Ochonogor, who spoke at the company’s 21st Annual General Meeting in Lagos on Friday, said the outlook for the current year was, however, brighter than the previous as dividends would be paid to shareholders.
He said the board of the mortgage bank was constrained not to recommend payment of dividends for the financial period ended December 31, 2012.
Ochonogor said, “This is because we have had to grapple with basic provisioning recommended by the relevant International Financial Reporting Standards and regulatory reserve of the Central Bank of Nigeria. These left us with un-distributable profit in 2012.
“It is, however, important to note that our shareholders’ fund went up by 3.13 per cent from N7bn in 2011 to N7.22bn in 2012. The relative increase in 2011 over 2010 was 0.75 per cent; that is, N7bn and N6.95bn, respectively.”
Speaking on the company’s financial report, the chairman said the 2012 financial statements were prepared under the provisions of the applicable IFRS.

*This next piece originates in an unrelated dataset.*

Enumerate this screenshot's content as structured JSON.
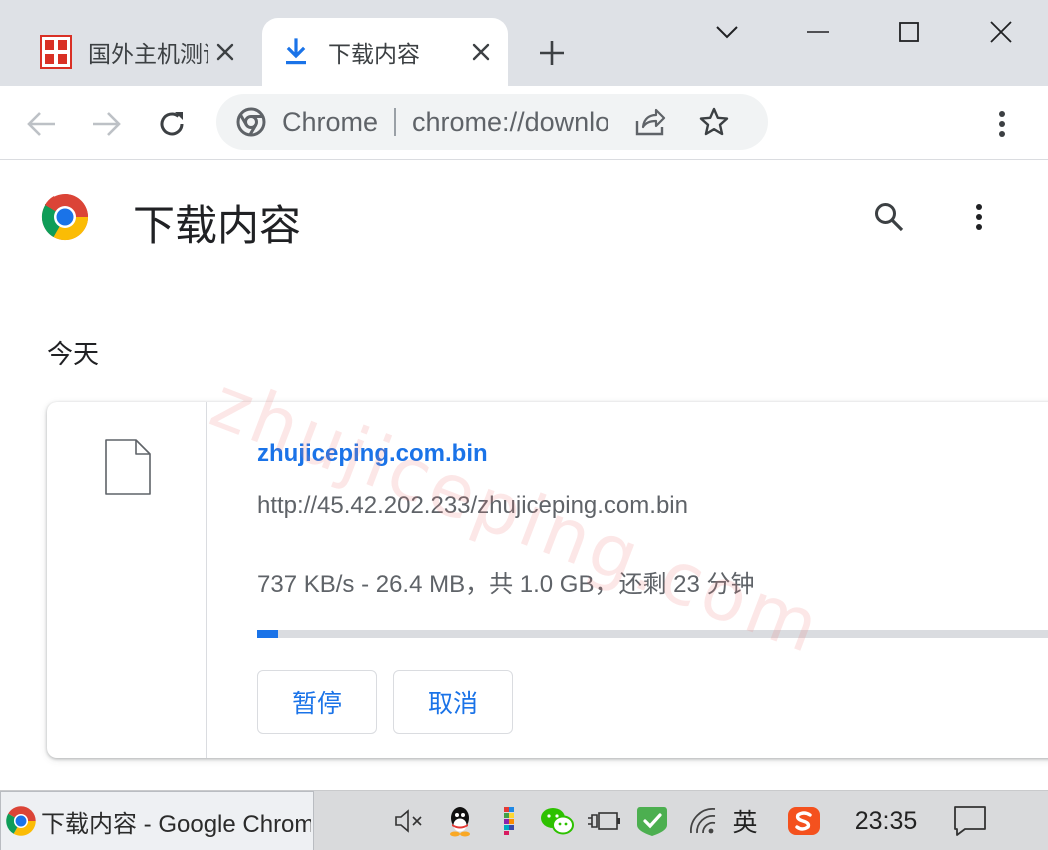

He added, “Thus, our financial performance scorecard showed that our gross earnings increased by 18.28 per cent from the N1.79bn recorded in 2011, to N2.12bn in 2012; net interest income grew by 22.90 per cent from N1.06bn in 2011to N1.30bn in 2012.
We grew our total assets by 1.87 per cent from N14.07bn in 2011 to N14.35bn in 2012; deposit liabilities increased by 11.39 from N3.72bn in 2011 to N4.15bn in 2012.
“Considering the tough operating environment faced by our sub-sector in the banking industry, including increased regulatory compliance requirements, the results can be an improvement over the preceding year.”
In her speech, the Managing Director, Ms. Rose Okwechime, said Abbey made significant progress in some key indicators despite the “challenging operating environment characterised by low economic growth and a consistently changing regulatory landscape.”